Charter School AccountabilityRoughly 40 percent of the charter schools in New Mexico are designed to serve students who are not successful in traditional school.  The overwhelming majority of these schools receive Fs on their school report cards.   This year we have joined with the New Mexico Coalition for Charter Schools to address this problem –either through regulation or new legislation that will be proposed in January 2017. We have been meeting regularly with the Public Education Department to solve this problem and we are hopeful that we can come to a consensus to go forward.

It is a tricky problem that has real impact for the Leadership High Schools. We cannot afford for them to be labeled as failures when they do so much good for so many young people and our community.  Our job over the next few months will be to educate the community about this problem as we did in the recent letter to the editor of the Albuquerque Journal:

THE CHALLENGE OF CHARTER SCHOOLS: Accountability should be calibrated to the students a school serves

By: Tony Monfiletto

On Jan. 29, the Albuquerque Journal published an editorial titled: “LFC didn’t do homework on charter school report.”

It was critical of the Legislative Finance Committee’s study of charter schools because it “leaves out a lot of data.” The Journal editorial board suggested that it’s inappropriate to evaluate all schools in the same way.
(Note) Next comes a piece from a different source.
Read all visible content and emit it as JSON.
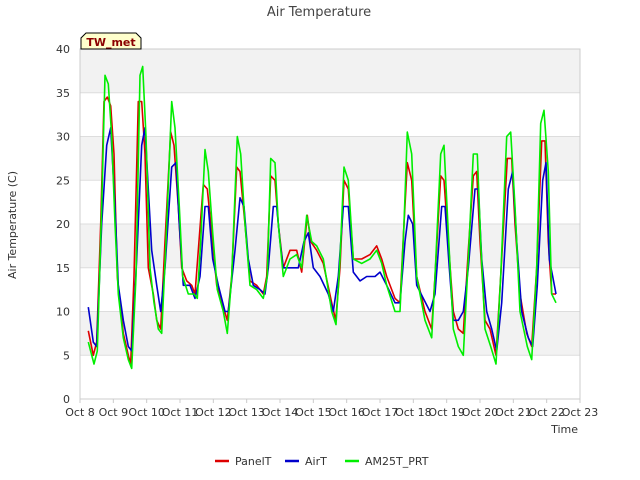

Specifically, the state should not generalize about charters because some schools “cater to students who plan to go into the construction trades, who do not thrive in a traditional classroom, who are at risk of dropping out.”

Yet, in the editorial published on July 24, the editorial board did just that when it criticized ACE and Health Leadership High School for receiving an F on their recent school report cards.

The call for accountability made no accommodations for the fact that these schools are focused on working with young people who have dropped out or are off-track to graduation. Our state needs an accountability system that recognizes their missions.

ACE and Health Leadership effectively serve the students that other schools cannot, yet they receive an F for doing so.

For example, in the 2014-15 school year, ACE Leadership High School graduated about 20 percent of the total students enrolled at the school (71 of 350). The school is terrifically productive when you consider that a “high-performing” comprehensive high school also graduates about 20 percent of its students (400 out of 2,000).

Health Leadership will have similar success this year with its first graduating class.

ACE and Health Leadership effectively serve the students that other schools cannot, yet they receive an F for doing so.

We need accountability for charter schools; however, that accountability should be calibrated to the school’s missions and the students they serve.

Nearly all of the students who go to ACE and Health Leadership are former dropouts or transfers from other schools. They arrive behind in credits and they don’t perform well on standardized tests. Focusing primarily on whether they are proficient on the PARCC exam or graduate in four years is an inappropriate measure of their success.

The critique provided by the Journal in January 2016 still holds. We need accountability for charter schools; however, that accountability should be calibrated to the school’s missions and the students they serve.